The deeper fix is to make the return type self-documenting:
public class SendResult
{
public bool Success { get; set; }
public string CorrelationID { get; set; }
public Exception Error { get; set; }
}
Now the return type itself communicates the contract. No comment needed, and callers get richer information when something goes wrong. In C#, named tuples offer a lighter-weight version of the same idea:
public static (bool Success, string CorrelationID, Exception Error)
SendMessage(CustomerOrderMessage order, QueueInfo queue)
{
// code to place a message on the queue
return (true, correlationID, null);
}
The named members read almost like documentation. A developer calling this method sees exactly what comes back without hunting for comments or reading the implementation. This is what we mean by "code as documentation" — the structure of the code carries the explanation, and the need for comments shrinks proportionally.

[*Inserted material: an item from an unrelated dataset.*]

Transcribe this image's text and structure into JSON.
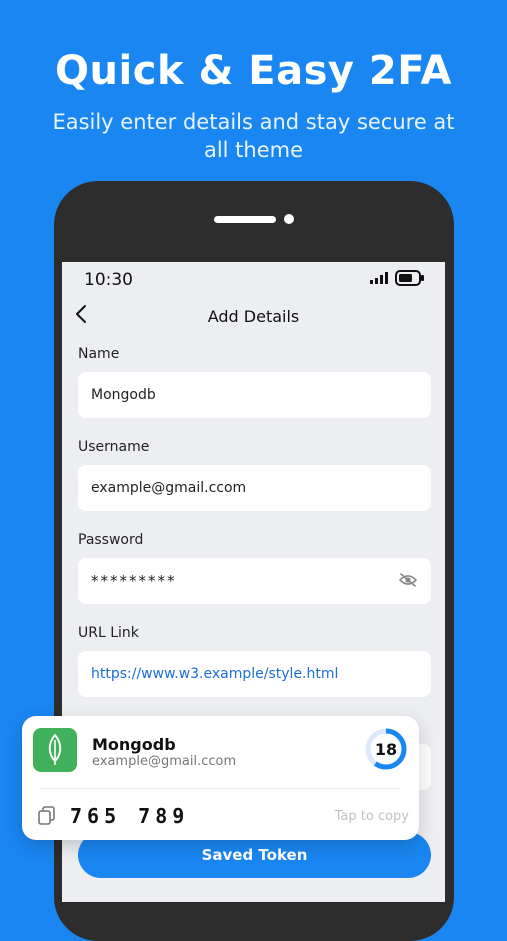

That said, comments still have a place. Complex business rules, non-obvious algorithmic choices, and workarounds for external system quirks all deserve a short explanation. The test is simple: if removing the comment would leave a reader genuinely uncertain, keep it.
Eliminating Clutter
Clutter is anything that consumes a reader's attention without adding understanding. Common forms include:
- Comments that restate what the code already clearly shows
- Variables that exist for a single use and could be inlined
- Verbose documentation comment blocks that pad three lines of boilerplate around one useful sentence
- Dead code left in place "just in case"
Each piece of clutter is a small tax on every future reader. The cumulative cost is real.
The Compounding Return
None of these practices are difficult. They don't require new tools or process changes — just attention and discipline applied consistently. Naming things well on the first pass, pausing before writing a comment to ask if the code can be clearer instead, removing noise before committing.
The developer who holds to this standard isn't just making their own life easier. They're making a deposit into the codebase that every future maintainer will draw on. That's how technical debt gets held at bay — not by periodic heroic cleanups, but by small, consistent choices made at the keyboard every day.
In future posts, we'll examine other dimensions of technical debt and how to address them systematically.